No HEART certificates printed since March
KINGSTON, Jamaica — Thousands of HEART NSTA Trust trainees who have completed their programmes since last November are yet to receive certification due to disorder at the National Council on Technical and Vocational Education and Training (NCTVET).
According to a staff member who spoke on condition of anonymity, the NCTVET — which certifies over 2,000 skill areas — has been without a council since March 2021. With no chairman to sign off on certificates, the body was forced to stop printing.
“The NCTVET has been unable to print any National Vocational Qualifications of Jamaica (NVQJ) or Caribbean Vocational Qualification of Jamaica (CVQJ) certifications for HEART trainees which means that anybody that does any HEART certification courses, whether NVQJ or CVQJ, would not be receiving any certification,” she shared.
She noted that the council’s serving period had expired but a new council has not been appointed.
NCTVET’s chairman and members of the council are appointed by the Minister of Education and serve for a period of three years. Members of the council are drawn from public and private sector companies and organisations.
Noting that the NCTVET has three assessment periods — February, June and November — the member of staff said trainees as far as November 2020 are impacted.
“After assessment is completed, in this case November, it takes about a month for results to be ready and then after results have been disseminated, roughly a month and a half after, we start printing certificates so we would have been in the middle of printing November certificates when we went without a council and the printing stopped,” she explained.
She said each assessment period sees at least 3,000 students being registered.
“On a basic exam period, we would have roughly 3,000 students. I know for this exam period, the exams coming up next month, we have roughly 3,000 candidates registered. June is a bigger batch, we normally have over 5,000,” she added.
June results are just now being released but printing will not begin.
“People are still registering for the programmes but we are not told to tell them that we are not printing any certificates, we just register as is. We are told if they ask to tell them that we are having internal issues and we cannot print any certificates,” she said.
With no official documents, neither physical nor digital, students are left without proof of their certification.
“It’s like going to UWI, finishing your programme and getting no degree at the end of the programme.

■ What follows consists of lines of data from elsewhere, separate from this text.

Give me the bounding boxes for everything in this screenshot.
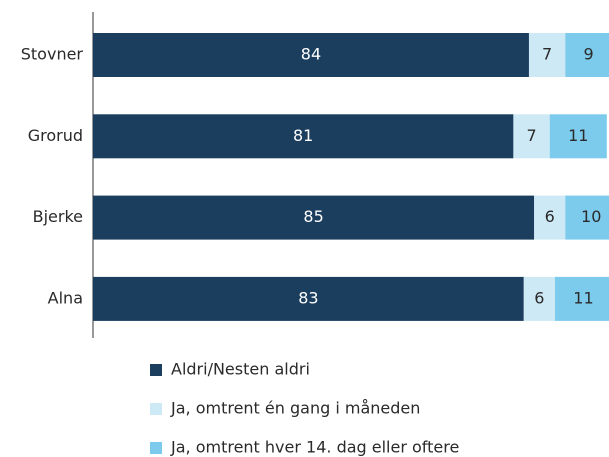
legend-label: Ja, omtrent hver 14. dag eller oftere: [170, 438, 459, 457]
value-label: 84: [301, 45, 321, 64]
value-label: 6: [545, 207, 555, 226]
bar-segment: [523, 276, 555, 321]
y-tick-label: Grorud: [28, 126, 83, 145]
bar-segment: [93, 114, 514, 159]
bar-segment: [93, 195, 535, 240]
value-label: 11: [568, 126, 588, 145]
y-tick-label: Stovner: [21, 45, 84, 64]
bar-segment: [565, 33, 609, 77]
value-label: 85: [303, 207, 323, 226]
bar-segment: [565, 195, 609, 240]
legend-label: Ja, omtrent én gang i måneden: [170, 399, 420, 418]
y-tick-label: Alna: [48, 288, 83, 307]
value-label: 6: [534, 288, 544, 307]
bar-segment: [534, 195, 566, 240]
bar-segment: [93, 33, 529, 77]
y-tick-label: Bjerke: [33, 207, 83, 226]
legend-swatch: [150, 364, 162, 376]
legend-swatch: [150, 403, 162, 415]
bar-segment: [513, 114, 550, 159]
value-label: 11: [573, 288, 593, 307]
legend-label: Aldri/Nesten aldri: [171, 360, 310, 379]
bar-segment: [528, 33, 566, 77]
value-label: 7: [526, 126, 536, 145]
bar-segment: [93, 276, 524, 321]
value-label: 9: [584, 45, 594, 64]
bar-segment: [549, 114, 607, 159]
bar-segment: [554, 276, 609, 321]
value-label: 83: [298, 288, 318, 307]
value-label: 81: [293, 126, 313, 145]
legend-swatch: [150, 442, 162, 454]
value-label: 10: [581, 207, 601, 226]
value-label: 7: [542, 45, 552, 64]
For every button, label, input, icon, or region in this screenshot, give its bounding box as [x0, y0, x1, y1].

“What they do say is that they can request transcripts or status letters which will show that they have completed the programme and are certified but they have to pay $600 for each. So even though we are at fault and we are the ones that can’t produce the person’s documents, they still have to pay to get something that proves they are certified,” the HEART employee explained.
On a daily basis at work, she said more than 100 people call about certificates.
“Customers are upset because they are saying they have been waiting for certification and they are being told that they are going to be getting certificates two months after completion of the programme and they are not getting the certificates,” she added.
The HEART NSTA Trust did not respond to OBSERVER ONLINE queries up to publication time.
The NCTVET was formed in 1994 and mandated to accredit training programmes, develop certification standards and assessments, and award certificates and diplomas to individuals for competence in vocational areas.